Quando ela finalmente se acalmou, perguntei: “O que aconteceu? Você deveria ter tido uma vida brilhante.”
Ela olhou para as próprias mãos. “Eu tentei.”
E então contou tudo. A cidade. Trabalhos pequenos. Mesas de restaurante. A mãe doente. As contas. O tempo desaparecendo.

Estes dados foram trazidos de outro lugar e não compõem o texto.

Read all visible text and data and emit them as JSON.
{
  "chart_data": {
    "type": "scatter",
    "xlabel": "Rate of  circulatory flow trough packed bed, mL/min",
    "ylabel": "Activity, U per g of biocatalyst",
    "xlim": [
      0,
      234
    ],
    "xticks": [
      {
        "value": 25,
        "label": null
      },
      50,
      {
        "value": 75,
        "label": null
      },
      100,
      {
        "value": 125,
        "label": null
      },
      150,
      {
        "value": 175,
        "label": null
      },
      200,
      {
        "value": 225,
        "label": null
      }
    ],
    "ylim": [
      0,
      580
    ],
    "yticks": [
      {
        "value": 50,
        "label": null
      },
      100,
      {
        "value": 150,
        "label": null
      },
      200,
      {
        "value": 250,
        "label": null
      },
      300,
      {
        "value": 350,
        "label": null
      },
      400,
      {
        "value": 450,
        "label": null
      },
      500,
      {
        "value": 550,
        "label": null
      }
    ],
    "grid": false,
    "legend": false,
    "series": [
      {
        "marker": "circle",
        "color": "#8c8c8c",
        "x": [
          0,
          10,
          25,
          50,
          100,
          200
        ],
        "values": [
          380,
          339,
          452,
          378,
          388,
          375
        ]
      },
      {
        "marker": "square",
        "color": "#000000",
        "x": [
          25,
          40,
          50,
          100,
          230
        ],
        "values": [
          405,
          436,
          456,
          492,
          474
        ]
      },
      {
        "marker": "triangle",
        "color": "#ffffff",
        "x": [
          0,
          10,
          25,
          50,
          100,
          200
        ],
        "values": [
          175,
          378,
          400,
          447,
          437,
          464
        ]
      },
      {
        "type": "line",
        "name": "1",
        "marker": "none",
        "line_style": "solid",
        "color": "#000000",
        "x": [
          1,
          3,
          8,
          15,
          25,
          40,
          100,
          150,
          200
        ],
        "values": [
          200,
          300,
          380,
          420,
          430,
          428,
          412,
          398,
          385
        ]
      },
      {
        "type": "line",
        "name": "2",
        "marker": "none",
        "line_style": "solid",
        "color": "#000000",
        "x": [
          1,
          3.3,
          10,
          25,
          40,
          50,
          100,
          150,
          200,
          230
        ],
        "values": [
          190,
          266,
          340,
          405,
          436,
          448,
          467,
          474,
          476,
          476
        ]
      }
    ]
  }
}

“A ferida nem foi o que acabou com tudo,” disse Charlotte. Ela levantou a manga. Uma linha clara no braço. “Um acidente pequeno anos atrás. As agências perceberam, mas honestamente… sobreviver foi o que acabou com tudo. Toda vez que eu tentava algo, minha casa precisava mais de mim.”
Depois que a mãe morreu, ela aceitou qualquer trabalho: limpeza, caixa, estoque, entregas.
“Um ano vira cinco,” ela disse. “Depois 10. Depois você tem 36 e ainda chama isso de temporário.”
Ela enxugou o rosto e me olhou com um sorriso frágil. “Você parece aqueles homens de anúncio de relógio caro. Tenho certeza de que mulheres fazem fila por você.”
Eu ri. E então disse a verdade.
“A única pessoa com quem eu sempre comparei qualquer outra foi uma garota chamada Charlotte.”